The office lingo has changed during the pandemic along with everything else.
Consider the denizens of the office — those figures hunched over their desks typing, pinging, barking into phones, scarfing down salads, sometimes closing the loop, always circling back. They’d love to touch base. They’ll do a deep dive, if it moves the needle.
Office lingo signals affiliation with an in-group. But that isn’t its only function. “Corporate language serves the purpose of papering over the messiness of being a person with emotions and contradictory impulses,” said Aparna Nancherla, a comedian who played a human resources representative on the Comedy Central show “Corporate.”
During the pandemic, Ms. Nancherla noted, as lives and routines were upended, that sleek language didn’t always meet the demands of the moment. “Corporate life is so tied to time and efficiency, and none of that felt like it mattered anymore,” she continued. “It felt like playacting, like keeping up this charade.”
Still, Ms. Nancherla, like millions of other Americans, found herself going through the motions: sending Google calendar invitations, logging onto video calls, adjusting her ring light as the world fell to pieces. New phrases cropped up to label those jarring experiences. There was social distancing, Covidiot, Zoom fatigue.
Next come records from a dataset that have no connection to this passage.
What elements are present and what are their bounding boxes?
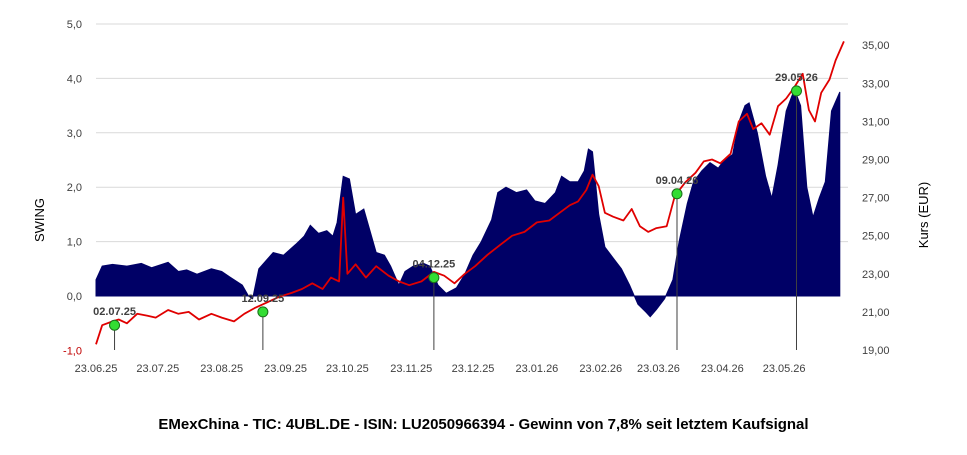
y2-tick-label: 33,00 [862,78,890,90]
y2-tick-label: 23,00 [862,269,890,281]
x-tick-label: 23.01.26 [515,363,558,375]
y-tick-label: 4,0 [67,73,82,85]
y2-tick-label: 27,00 [862,193,890,205]
x-tick-label: 23.03.26 [637,363,680,375]
x-tick-label: 23.02.26 [579,363,622,375]
y2-tick-label: 21,00 [862,307,890,319]
x-tick-label: 23.07.25 [136,363,179,375]
x-tick-label: 23.12.25 [452,363,495,375]
y2-tick-label: 35,00 [862,40,890,52]
chart-caption: EMexChina - TIC: 4UBL.DE - ISIN: LU20509… [158,416,809,433]
y-tick-label: 1,0 [67,237,82,249]
swing-area-series [95,87,841,318]
signal-label: 09.04.26 [656,175,699,187]
y2-tick-label: 25,00 [862,231,890,243]
y2-tick-label: 29,00 [862,155,890,167]
signal-marker [109,319,121,331]
signal-marker [428,272,440,284]
y2-tick-label: 31,00 [862,116,890,128]
kurs-line [95,41,845,345]
buy-signals: 02.07.25 12.09.25 04.12.25 09.04.26 29.05.26 [93,72,818,331]
signal-marker [257,306,269,318]
swing-kurs-chart: 02.07.25 12.09.25 04.12.25 09.04.26 29.05.26… [32,19,931,375]
y2-tick-label: 19,00 [862,345,890,357]
y-tick-label: 5,0 [67,19,82,31]
y-axis-right-ticks: 35,00 33,00 31,00 29,00 27,00 25,00 23,00 21,00… [862,40,890,357]
signal-marker [790,85,802,97]
signal-label: 29.05.26 [775,72,818,84]
kurs-line-series [95,41,845,345]
signal-label: 02.07.25 [93,306,136,318]
signal-label: 12.09.25 [241,293,284,305]
x-axis-ticks: 23.06.25 23.07.25 23.08.25 23.09.25 23.10.25… [75,363,806,375]
swing-area [95,87,841,318]
x-tick-label: 23.05.26 [763,363,806,375]
x-tick-label: 23.11.25 [390,363,432,375]
y-axis-left-ticks: 5,0 4,0 3,0 2,0 1,0 0,0 -1,0 [63,19,82,357]
y-axis-left-title: SWING [32,198,47,242]
x-tick-label: 23.06.25 [75,363,118,375]
x-tick-label: 23.04.26 [701,363,744,375]
x-tick-label: 23.09.25 [264,363,307,375]
signal-marker [671,188,683,200]
x-tick-label: 23.08.25 [200,363,243,375]
y-tick-label: 0,0 [67,291,82,303]
y-tick-label: -1,0 [63,345,82,357]
signal-label: 04.12.25 [412,259,455,271]
y-tick-label: 3,0 [67,128,82,140]
y-axis-right-title: Kurs (EUR) [916,182,931,248]
x-tick-label: 23.10.25 [326,363,369,375]
y-tick-label: 2,0 [67,182,82,194]
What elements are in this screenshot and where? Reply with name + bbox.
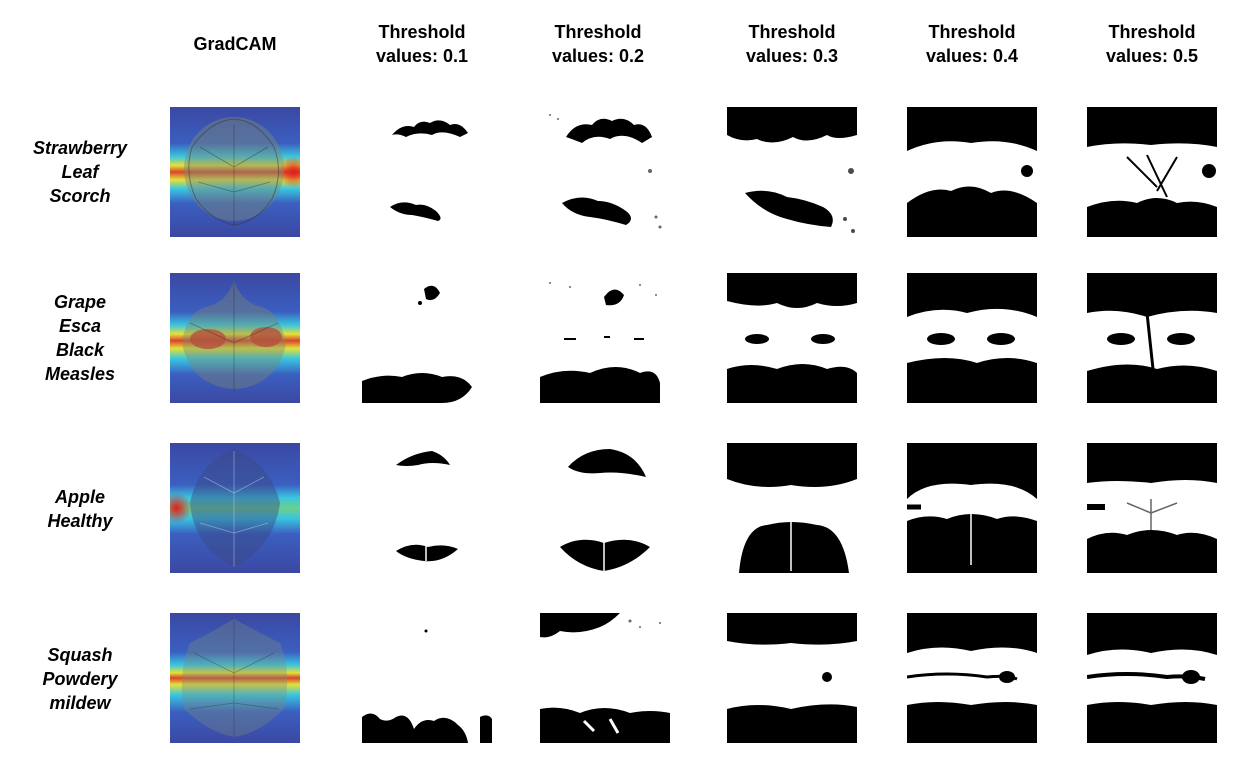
row-label-line: Apple bbox=[54, 487, 105, 507]
threshold-mask bbox=[907, 107, 1037, 237]
column-header-line1: Threshold bbox=[1108, 22, 1196, 42]
mask-strawberry-0-1 bbox=[362, 107, 492, 237]
column-header-line2: values: 0.4 bbox=[925, 46, 1019, 66]
gradcam-image-apple bbox=[170, 443, 300, 573]
gradcam-heatmap bbox=[170, 613, 300, 743]
row-label-line: Black bbox=[55, 340, 105, 360]
threshold-mask bbox=[362, 613, 492, 743]
row-label-strawberry-leaf-scorch: Strawberry Leaf Scorch bbox=[0, 136, 160, 208]
threshold-mask bbox=[362, 107, 492, 237]
threshold-mask bbox=[540, 107, 670, 237]
mask-apple-0-3 bbox=[727, 443, 857, 573]
mask-strawberry-0-5 bbox=[1087, 107, 1217, 237]
row-label-line: Powdery bbox=[42, 669, 118, 689]
mask-grape-0-1 bbox=[362, 273, 492, 403]
threshold-mask bbox=[907, 443, 1037, 573]
threshold-mask bbox=[540, 613, 670, 743]
column-header-line1: Threshold bbox=[748, 22, 836, 42]
threshold-mask bbox=[727, 273, 857, 403]
threshold-mask bbox=[1087, 273, 1217, 403]
column-header-line2: values: 0.3 bbox=[745, 46, 839, 66]
mask-apple-0-2 bbox=[540, 443, 670, 573]
column-header-threshold-0-1: Threshold values: 0.1 bbox=[342, 20, 502, 68]
row-label-line: mildew bbox=[49, 693, 111, 713]
column-header-line2: values: 0.1 bbox=[375, 46, 469, 66]
mask-grape-0-3 bbox=[727, 273, 857, 403]
mask-strawberry-0-4 bbox=[907, 107, 1037, 237]
threshold-mask bbox=[907, 613, 1037, 743]
threshold-mask bbox=[907, 273, 1037, 403]
mask-strawberry-0-3 bbox=[727, 107, 857, 237]
threshold-mask bbox=[362, 273, 492, 403]
mask-grape-0-4 bbox=[907, 273, 1037, 403]
gradcam-heatmap bbox=[170, 443, 300, 573]
column-header-threshold-0-2: Threshold values: 0.2 bbox=[518, 20, 678, 68]
mask-apple-0-5 bbox=[1087, 443, 1217, 573]
threshold-mask bbox=[727, 443, 857, 573]
row-label-line: Esca bbox=[58, 316, 102, 336]
threshold-mask bbox=[1087, 613, 1217, 743]
mask-squash-0-2 bbox=[540, 613, 670, 743]
threshold-mask bbox=[362, 443, 492, 573]
column-header-threshold-0-4: Threshold values: 0.4 bbox=[892, 20, 1052, 68]
column-header-gradcam: GradCAM bbox=[155, 20, 315, 56]
row-label-squash-powdery-mildew: Squash Powdery mildew bbox=[0, 643, 160, 715]
threshold-mask bbox=[727, 613, 857, 743]
mask-squash-0-1 bbox=[362, 613, 492, 743]
threshold-mask bbox=[540, 273, 670, 403]
mask-grape-0-2 bbox=[540, 273, 670, 403]
gradcam-image-grape bbox=[170, 273, 300, 403]
column-header-line1: Threshold bbox=[378, 22, 466, 42]
mask-apple-0-4 bbox=[907, 443, 1037, 573]
gradcam-image-strawberry bbox=[170, 107, 300, 237]
mask-squash-0-5 bbox=[1087, 613, 1217, 743]
row-label-line: Scorch bbox=[49, 186, 111, 206]
gradcam-heatmap bbox=[170, 107, 300, 237]
row-label-apple-healthy: Apple Healthy bbox=[0, 485, 160, 533]
row-label-line: Squash bbox=[47, 645, 113, 665]
column-header-threshold-0-3: Threshold values: 0.3 bbox=[712, 20, 872, 68]
column-header-line1: Threshold bbox=[928, 22, 1016, 42]
row-label-line: Healthy bbox=[47, 511, 113, 531]
row-label-line: Strawberry bbox=[32, 138, 128, 158]
mask-apple-0-1 bbox=[362, 443, 492, 573]
mask-strawberry-0-2 bbox=[540, 107, 670, 237]
mask-squash-0-4 bbox=[907, 613, 1037, 743]
row-label-line: Leaf bbox=[61, 162, 99, 182]
gradcam-heatmap bbox=[170, 273, 300, 403]
threshold-mask bbox=[540, 443, 670, 573]
column-header-line2: values: 0.2 bbox=[551, 46, 645, 66]
threshold-mask bbox=[1087, 107, 1217, 237]
column-header-line2: values: 0.5 bbox=[1105, 46, 1199, 66]
mask-squash-0-3 bbox=[727, 613, 857, 743]
mask-grape-0-5 bbox=[1087, 273, 1217, 403]
row-label-line: Measles bbox=[44, 364, 116, 384]
row-label-grape-esca-black-measles: Grape Esca Black Measles bbox=[0, 290, 160, 386]
threshold-mask bbox=[727, 107, 857, 237]
threshold-mask bbox=[1087, 443, 1217, 573]
gradcam-image-squash bbox=[170, 613, 300, 743]
row-label-line: Grape bbox=[53, 292, 107, 312]
column-header-line1: Threshold bbox=[554, 22, 642, 42]
column-header-threshold-0-5: Threshold values: 0.5 bbox=[1072, 20, 1232, 68]
column-header-gradcam-text: GradCAM bbox=[193, 34, 277, 54]
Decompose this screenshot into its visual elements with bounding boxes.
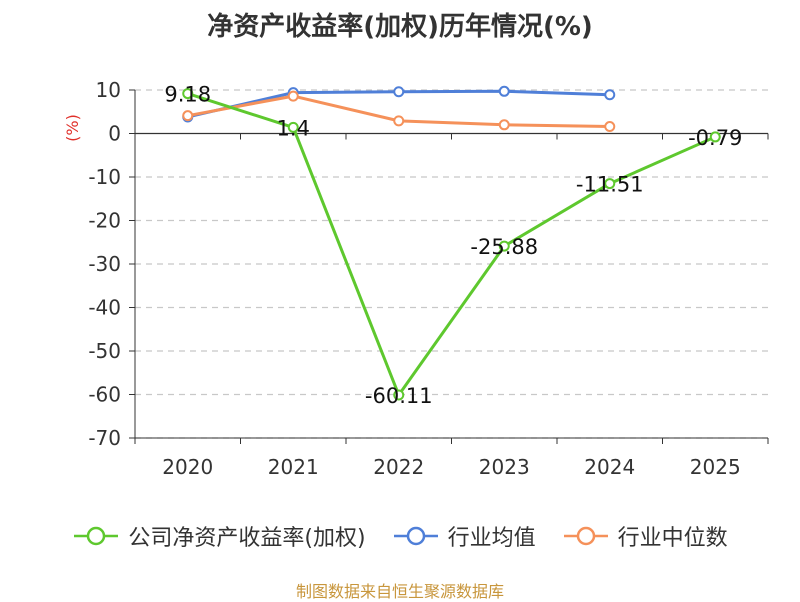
chart-legend: 公司净资产收益率(加权) 行业均值 行业中位数 xyxy=(0,520,800,552)
x-tick-label: 2023 xyxy=(479,455,530,479)
data-point xyxy=(604,89,616,101)
data-label: -60.11 xyxy=(365,384,433,408)
legend-label: 行业中位数 xyxy=(617,526,728,551)
y-tick-label: -50 xyxy=(88,339,121,363)
legend-line-circle-icon xyxy=(74,526,119,546)
legend-item[interactable]: 行业中位数 xyxy=(562,520,728,552)
data-point xyxy=(498,85,510,97)
x-tick-label: 2021 xyxy=(268,455,319,479)
data-label: -0.79 xyxy=(688,126,742,150)
legend-label: 行业均值 xyxy=(447,526,536,551)
y-tick-label: 0 xyxy=(108,122,121,146)
data-point xyxy=(604,178,616,190)
y-tick-label: -10 xyxy=(88,165,121,189)
y-tick-label: 10 xyxy=(96,78,121,102)
data-point xyxy=(287,90,299,102)
y-tick-label: -40 xyxy=(88,296,121,320)
legend-item[interactable]: 公司净资产收益率(加权) xyxy=(72,520,366,552)
x-tick-label: 2022 xyxy=(373,455,424,479)
data-point xyxy=(604,121,616,133)
y-tick-label: -30 xyxy=(88,252,121,276)
y-tick-label: -70 xyxy=(88,426,121,450)
data-point xyxy=(393,389,405,401)
data-label: -11.51 xyxy=(576,173,644,197)
x-tick-label: 2020 xyxy=(162,455,213,479)
data-point xyxy=(709,131,721,143)
legend-label: 公司净资产收益率(加权) xyxy=(128,526,366,551)
legend-line-circle-icon xyxy=(393,526,438,546)
data-label: -25.88 xyxy=(470,235,538,259)
x-tick-label: 2025 xyxy=(690,455,741,479)
legend-line-circle-icon xyxy=(563,526,608,546)
data-point xyxy=(287,121,299,133)
chart-title: 净资产收益率(加权)历年情况(%) xyxy=(207,12,593,42)
series-line xyxy=(187,92,716,397)
y-tick-label: -20 xyxy=(88,209,121,233)
data-point xyxy=(498,240,510,252)
legend-item[interactable]: 行业均值 xyxy=(392,520,536,552)
data-point xyxy=(393,86,405,98)
x-tick-label: 2024 xyxy=(584,455,635,479)
data-label: 1.4 xyxy=(277,116,310,140)
y-tick-label: -60 xyxy=(88,383,121,407)
data-point xyxy=(393,115,405,127)
data-point xyxy=(498,119,510,131)
data-label: 9.18 xyxy=(164,83,211,107)
data-point xyxy=(182,88,194,100)
data-point xyxy=(182,110,194,122)
data-source-note: 制图数据来自恒生聚源数据库 xyxy=(295,582,504,601)
y-axis-label: (%) xyxy=(63,114,82,142)
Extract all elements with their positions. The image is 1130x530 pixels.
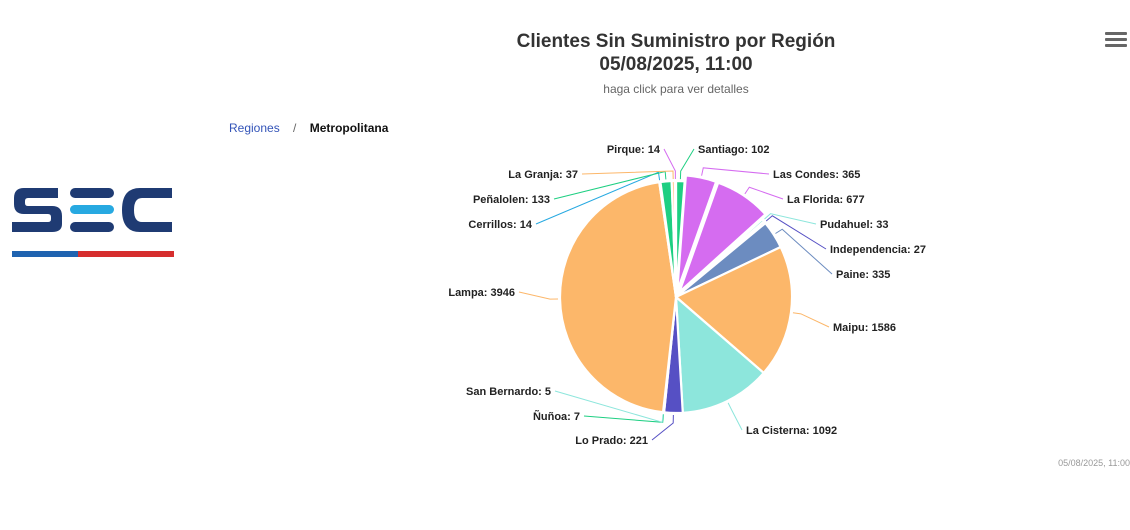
pie-slice-la-florida[interactable] xyxy=(678,181,767,293)
pie-data-label: Cerrillos: 14 xyxy=(468,219,532,231)
pie-data-label: La Florida: 677 xyxy=(787,194,865,206)
pie-data-label: Las Condes: 365 xyxy=(773,169,860,181)
pie-data-label: Independencia: 27 xyxy=(830,244,926,256)
pie-connector-line xyxy=(765,215,827,250)
breadcrumb-separator: / xyxy=(293,121,297,135)
pie-connector-line xyxy=(583,414,665,423)
pie-connector-line xyxy=(554,390,664,423)
pie-connector-line xyxy=(764,213,817,225)
pie-data-label: San Bernardo: 5 xyxy=(466,386,551,398)
pie-data-label: Ñuñoa: 7 xyxy=(533,410,580,423)
pie-data-label: Pirque: 14 xyxy=(607,144,661,156)
pie-connector-line xyxy=(775,228,833,275)
pie-slice-lampa[interactable] xyxy=(558,180,678,414)
pie-slice-las-condes[interactable] xyxy=(676,174,718,292)
pie-connector-line xyxy=(663,148,676,180)
pie-data-label: Lo Prado: 221 xyxy=(575,435,648,447)
pie-data-label: La Granja: 37 xyxy=(508,169,578,181)
pie-connector-line xyxy=(727,402,743,431)
pie-connector-line xyxy=(792,312,830,328)
pie-slice-maipu[interactable] xyxy=(674,245,794,375)
pie-data-label: Lampa: 3946 xyxy=(448,287,515,299)
pie-connector-line xyxy=(651,414,674,441)
breadcrumb-current: Metropolitana xyxy=(309,121,389,135)
chart-title: Clientes Sin Suministro por Región 05/08… xyxy=(376,30,976,76)
pie-connector-line xyxy=(535,171,661,225)
pie-data-label: La Cisterna: 1092 xyxy=(746,425,837,437)
pie-data-label: Paine: 335 xyxy=(836,269,890,281)
pie-connector-line xyxy=(744,186,784,200)
breadcrumb: Regiones / Metropolitana xyxy=(229,121,388,135)
chart-title-line1: Clientes Sin Suministro por Región xyxy=(516,31,836,52)
hamburger-menu-icon[interactable] xyxy=(1105,32,1127,50)
pie-connector-line xyxy=(581,170,674,180)
pie-data-label: Santiago: 102 xyxy=(698,144,770,156)
pie-data-label: Peñalolen: 133 xyxy=(473,194,550,206)
pie-connector-line xyxy=(518,291,559,300)
breadcrumb-regiones-link[interactable]: Regiones xyxy=(229,121,280,135)
pie-slice-pirque[interactable] xyxy=(673,179,678,298)
sec-logo xyxy=(12,188,174,257)
chart-title-line2: 05/08/2025, 11:00 xyxy=(599,54,753,75)
chart-credits-timestamp: 05/08/2025, 11:00 xyxy=(1058,458,1130,468)
pie-slice-la-cisterna[interactable] xyxy=(674,294,766,414)
pie-connector-line xyxy=(701,167,770,176)
pie-connector-line xyxy=(679,148,695,180)
pie-data-label: Pudahuel: 33 xyxy=(820,219,888,231)
pie-data-label: Maipu: 1586 xyxy=(833,322,896,334)
chart-subtitle: haga click para ver detalles xyxy=(603,82,749,96)
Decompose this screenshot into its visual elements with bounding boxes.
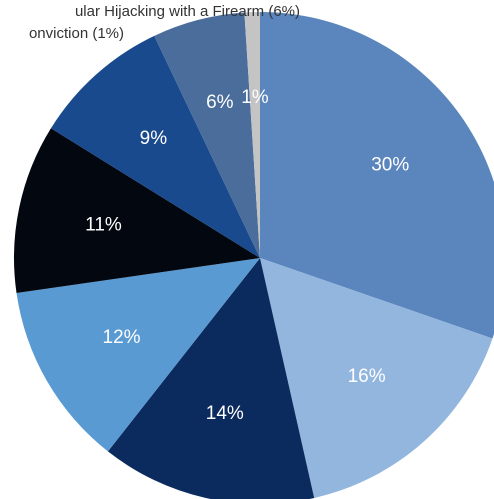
pie-slice xyxy=(50,35,260,259)
annotation: ular Hijacking with a Firearm (6%) xyxy=(75,3,300,20)
slice-label: 1% xyxy=(241,87,269,108)
pie-slice xyxy=(260,12,494,339)
annotation: onviction (1%) xyxy=(29,25,124,42)
slice-label: 14% xyxy=(206,403,244,424)
pie-slice xyxy=(154,12,260,259)
pie-slice xyxy=(260,258,493,498)
pie-slice xyxy=(16,258,261,452)
slice-label: 16% xyxy=(348,366,386,387)
slice-label: 11% xyxy=(85,214,122,235)
slice-label: 6% xyxy=(206,92,234,113)
pie xyxy=(14,12,494,499)
pie-slice xyxy=(107,258,315,499)
slice-label: 30% xyxy=(371,154,409,175)
slice-label: 12% xyxy=(103,327,141,348)
pie-slice xyxy=(244,12,260,258)
pie-slice xyxy=(14,128,261,294)
slice-label: 9% xyxy=(140,128,168,149)
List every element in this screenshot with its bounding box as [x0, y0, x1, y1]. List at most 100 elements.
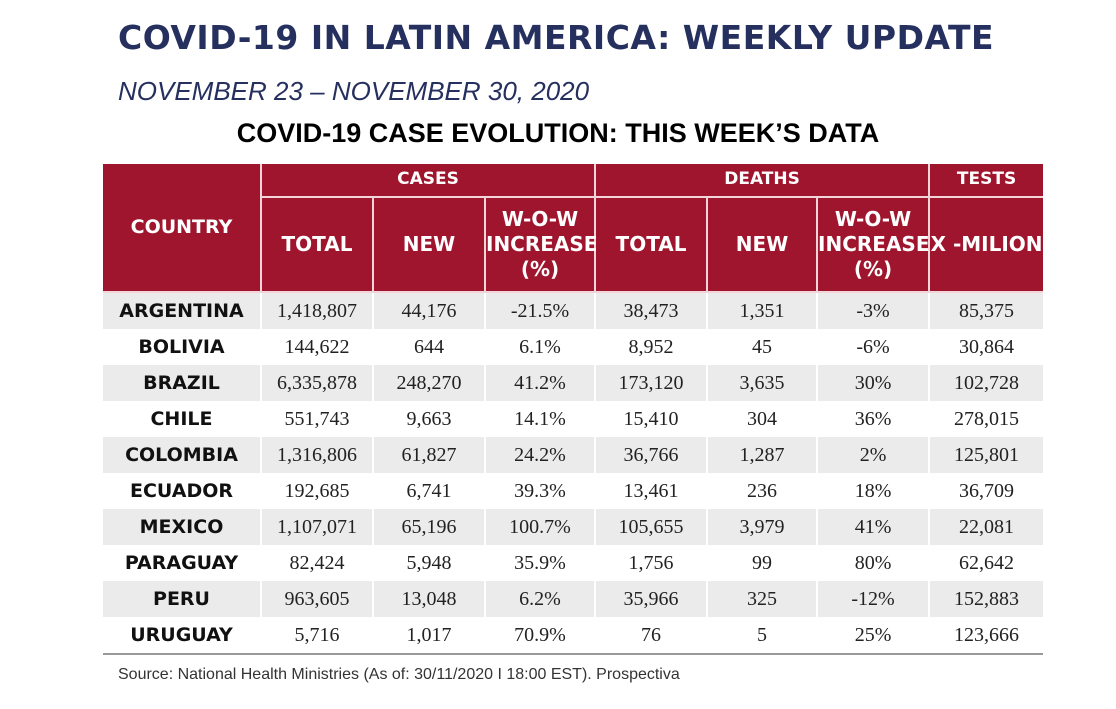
cases-new-cell: 61,827 — [373, 437, 486, 473]
deaths-total-cell: 173,120 — [595, 365, 709, 401]
deaths-wow-cell: 30% — [817, 365, 931, 401]
cases-wow-cell: 6.2% — [485, 581, 597, 617]
cases-wow-cell: 14.1% — [485, 401, 597, 437]
tests-cell: 278,015 — [929, 401, 1044, 437]
cases-new-header: NEW — [373, 197, 486, 293]
deaths-wow-cell: 41% — [817, 509, 931, 545]
cases-total-cell: 1,107,071 — [261, 509, 374, 545]
country-name: URUGUAY — [103, 617, 262, 655]
table-row: ECUADOR 192,685 6,741 39.3% 13,461 236 1… — [103, 473, 1044, 509]
deaths-new-cell: 1,287 — [707, 437, 819, 473]
deaths-new-cell: 3,635 — [707, 365, 819, 401]
deaths-total-cell: 13,461 — [595, 473, 709, 509]
cases-total-cell: 192,685 — [261, 473, 374, 509]
source-note: Source: National Health Ministries (As o… — [118, 666, 680, 683]
table-row: PERU 963,605 13,048 6.2% 35,966 325 -12%… — [103, 581, 1044, 617]
cases-wow-header: W-O-W INCREASE (%) — [485, 197, 597, 293]
deaths-new-cell: 45 — [707, 329, 819, 365]
tests-per-million-header: X -MILION — [929, 197, 1044, 293]
cases-new-cell: 6,741 — [373, 473, 486, 509]
cases-new-cell: 13,048 — [373, 581, 486, 617]
tests-group-header: TESTS — [929, 164, 1044, 198]
deaths-new-cell: 236 — [707, 473, 819, 509]
tests-cell: 22,081 — [929, 509, 1044, 545]
country-name: BRAZIL — [103, 365, 262, 401]
country-name: CHILE — [103, 401, 262, 437]
deaths-total-cell: 76 — [595, 617, 709, 655]
cases-new-cell: 65,196 — [373, 509, 486, 545]
cases-total-cell: 551,743 — [261, 401, 374, 437]
country-name: PARAGUAY — [103, 545, 262, 581]
tests-cell: 125,801 — [929, 437, 1044, 473]
cases-wow-cell: 6.1% — [485, 329, 597, 365]
table-row: MEXICO 1,107,071 65,196 100.7% 105,655 3… — [103, 509, 1044, 545]
cases-total-cell: 144,622 — [261, 329, 374, 365]
cases-total-cell: 82,424 — [261, 545, 374, 581]
deaths-wow-cell: -12% — [817, 581, 931, 617]
deaths-wow-cell: -3% — [817, 292, 931, 329]
deaths-new-cell: 325 — [707, 581, 819, 617]
date-range-subtitle: NOVEMBER 23 – NOVEMBER 30, 2020 — [118, 76, 590, 106]
deaths-new-cell: 1,351 — [707, 292, 819, 329]
table-row: COLOMBIA 1,316,806 61,827 24.2% 36,766 1… — [103, 437, 1044, 473]
covid-data-table: COUNTRY CASES DEATHS TESTS TOTAL NEW W-O… — [103, 164, 1044, 655]
deaths-wow-header: W-O-W INCREASE (%) — [817, 197, 931, 293]
cases-new-cell: 9,663 — [373, 401, 486, 437]
deaths-new-cell: 99 — [707, 545, 819, 581]
cases-wow-cell: -21.5% — [485, 292, 597, 329]
deaths-new-cell: 3,979 — [707, 509, 819, 545]
country-name: BOLIVIA — [103, 329, 262, 365]
cases-total-cell: 5,716 — [261, 617, 374, 655]
deaths-total-cell: 15,410 — [595, 401, 709, 437]
deaths-total-cell: 35,966 — [595, 581, 709, 617]
country-name: PERU — [103, 581, 262, 617]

Lexicographers took note of that gloomy vocabulary. In 2020, the digital word of the year was doomscrolling, according to the American Dialect Society. In 2021, burnout made Dictionary.com’s shortlist.
Employers relied on jargon more than ever, according to André Spicer, a professor at Bayes Business School, City, University of London, because the usual tools they had for building workplace community had disappeared. That meant inventing fresh terms as well as leaning on the classics, like disruption and road map. Then there were oldies that got an update. “I hope this finds you well” gained the addendum, “in these trying and unprecedented times.”